عَنْ أَبِي عَبْدِ الرَّحْمَنِ عَبْدِ اللهِ بنِ مَسْعُوْدٍ رَضِيَ اللهُ عَنْهُ قَالَ : حَدَّثَنَا رَسُوْلُ اللهِ صلى الله عليه وسلم وَهُوَ الصَّادِقُ الْمَصْدُوْقُ : إِنَّ أَحَدَكُمْ يُجْمَعُ خَلْقُهُ فِي بَطْنِ أُمِّهِ أَرْبَعِيْنَ يَوْماً نُطْفَةً، ثُمَّ يَكُوْنُ عَلَقَةً مِثْلَ   ذَلِكَ، ثُمَّ يَكُوْنُ مُضْغَةً مِثْلَ ذَلِكَ، ثُمَّ يُرْسَلُ إِلَيْهِ الْمَلَكُ فَيَنْفُخُ فِيْهِ الرُّوْحَ، وَيُؤْمَرُ بِأَرْبَعِ كَلِمَاتٍ: بِكَتْبِ رِزْقِهِ وَأَجَلِهِ وَعَمَلِهِ وَشَقِيٌّ      أَوْ سَعِيْدٌ.    فَوَ اللهِ الَّذِي لاَ إِلَهَ غَيْرُهُ إِنَّ أَحَدَكُمْ لَيَعْمَلُ بِعَمَلِ أَهْلِ الْجَنَّةِ حَتَّى مَا يَكُوْنُ بَيْنَهُ وَبَيْنَهَا إِلاَّ ذِرَاعٌ فَيَسْبِقُ عَلَيْهِ الْكِتَابُ فَيَعْمَلُ بِعَمَلِ أَهْلِ النَّارِ فَيَدْخُلُهَا، وَإِنَّ أَحَدَكُمْ لَيَعْمَلُ بِعَمَلِ أَهْلِ النَّارِ حَتَّى مَا يَكُوْنُ بَيْنَهُ وَبَيْنَهَا إِلاَّ ذِرَاعٌ فَيَسْبِقُ عَلَيْهِ الْكِتَابُ فَيَعْمَلُ بِعَمَلِ أَهْلِ  الْجَنَّةِ فَيَدْخُلُهَا

“Dari Abu Abdurrahman Abdullah bin Mas’ud Radhiyallahu ‘Anhu beliau berkata: Rasulullah Shallallahu ‘Alaihi wa Sallam menyampaikan kepada kami dan beliau adalah orang yang jujur dan terpercaya: Sesungguhnya setiap kalian dikumpulkan penciptaannya diperut ibunya sebagai setetes mani selama empat puluh hari, kemudian berubah menjadi setetes darah selama empat puluh hari, kemudian menjadi segumpal daging selama empat puluh hari. Kemudian diutus kepadanya seorang malaikat lalu ditiupkan padanya ruh dan dia diperintahkan untuk menetapkan empat perkara: menetapkan rizkinya, ajalnya, amalnya dan kecelakaan atau kebahagiaannya. Demi Allah yang tidak ada Ilah selain-Nya, sesungguhnya di antara kalian ada yang melakukan perbuatan ahli surga hingga jarak antara dirinya dan surga tinggal sehasta akan tetapi telah ditetapkan baginya ketentuan, dia melakukan perbuatan ahli neraka maka masuklah dia ke dalam neraka. sesungguhnya di antara kalian ada yang melakukan perbuatan ahli neraka hingga jarak antara dirinya dan neraka tinggal sehasta akan tetapi telah ditetapkan baginya ketentuan, dia melakukan perbuatan ahli surga  maka masuklah dia ke dalam surga.” (HR. Bukhari dan Muslim)

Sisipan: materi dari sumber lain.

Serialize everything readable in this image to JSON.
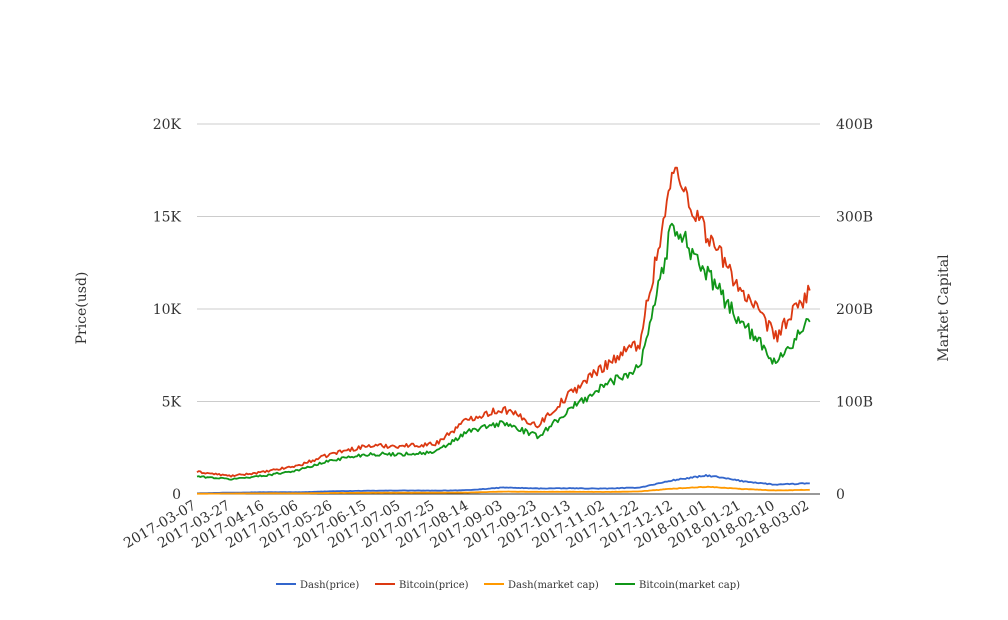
{
  "chart_data": {
    "type": "line",
    "title": "",
    "x": [
      "2017-03-07",
      "2017-03-27",
      "2017-04-16",
      "2017-05-06",
      "2017-05-26",
      "2017-06-15",
      "2017-07-05",
      "2017-07-25",
      "2017-08-14",
      "2017-09-03",
      "2017-09-23",
      "2017-10-13",
      "2017-11-02",
      "2017-11-22",
      "2017-12-12",
      "2018-01-01",
      "2018-01-21",
      "2018-02-10",
      "2018-03-02"
    ],
    "x_tick_labels": [
      "2017-03-07",
      "2017-03-27",
      "2017-04-16",
      "2017-05-06",
      "2017-05-26",
      "2017-06-15",
      "2017-07-05",
      "2017-07-25",
      "2017-08-14",
      "2017-09-03",
      "2017-09-23",
      "2017-10-13",
      "2017-11-02",
      "2017-11-22",
      "2017-12-12",
      "2018-01-01",
      "2018-01-21",
      "2018-02-10",
      "2018-03-02"
    ],
    "x_range": [
      "2017-03-07",
      "2018-03-08"
    ],
    "y_left": {
      "label": "Price(usd)",
      "range": [
        0,
        20000
      ],
      "ticks": [
        0,
        5000,
        10000,
        15000,
        20000
      ],
      "tick_labels": [
        "0",
        "5K",
        "10K",
        "15K",
        "20K"
      ]
    },
    "y_right": {
      "label": "Market Capital",
      "range": [
        0,
        400000000000
      ],
      "ticks": [
        0,
        100000000000,
        200000000000,
        300000000000,
        400000000000
      ],
      "tick_labels": [
        "0",
        "100B",
        "200B",
        "300B",
        "400B"
      ]
    },
    "grid": true,
    "legend_position": "bottom",
    "series": [
      {
        "name": "Dash(price)",
        "axis": "left",
        "color": "#3366cc",
        "values": [
          40,
          75,
          95,
          95,
          150,
          170,
          190,
          180,
          210,
          350,
          300,
          310,
          290,
          350,
          750,
          1000,
          700,
          500,
          580
        ]
      },
      {
        "name": "Bitcoin(price)",
        "axis": "left",
        "color": "#dc3912",
        "values": [
          1200,
          970,
          1200,
          1550,
          2200,
          2600,
          2600,
          2700,
          4100,
          4600,
          3700,
          5500,
          7000,
          8200,
          17500,
          14000,
          11000,
          8500,
          11000
        ]
      },
      {
        "name": "Dash(market cap)",
        "axis": "right",
        "color": "#ff9900",
        "values": [
          300000000,
          550000000,
          700000000,
          700000000,
          1100000000,
          1300000000,
          1400000000,
          1400000000,
          1600000000,
          2600000000,
          2300000000,
          2400000000,
          2200000000,
          2700000000,
          5800000000,
          7800000000,
          5400000000,
          3900000000,
          4500000000
        ]
      },
      {
        "name": "Bitcoin(market cap)",
        "axis": "right",
        "color": "#109618",
        "values": [
          19000000000,
          16000000000,
          20000000000,
          26000000000,
          37000000000,
          43000000000,
          43000000000,
          45000000000,
          68000000000,
          77000000000,
          62000000000,
          93000000000,
          118000000000,
          138000000000,
          295000000000,
          236000000000,
          185000000000,
          143000000000,
          186000000000
        ]
      }
    ]
  }
}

Syarah dan Kandungan Hadis :

  • Abdullah bin Mas’ud Radhiyallahu ‘Anhu adalah salah seorang sahabat senior Rasulullah Shallallahu ‘Alaihi wa Sallam. Beliau termasuk orang yang pertama kali masuk Islam. Beliau juga adalah ahli Al-Qur’an dari kalangan Sahabat Rasulullah Shallallahu ‘Alaihi wa Sallam.
  • Diantara sifat Rasulullah adalah jujur dan terpercaya
  • Hadis ini menjelaskan proses janin di perut Ibu.
  • Pada saat janin telah berusia 120 hari atau empat bulan, Allah perintahkan malaikat untuk meniup ruh, sehingga janin tersebut menjadi jasad.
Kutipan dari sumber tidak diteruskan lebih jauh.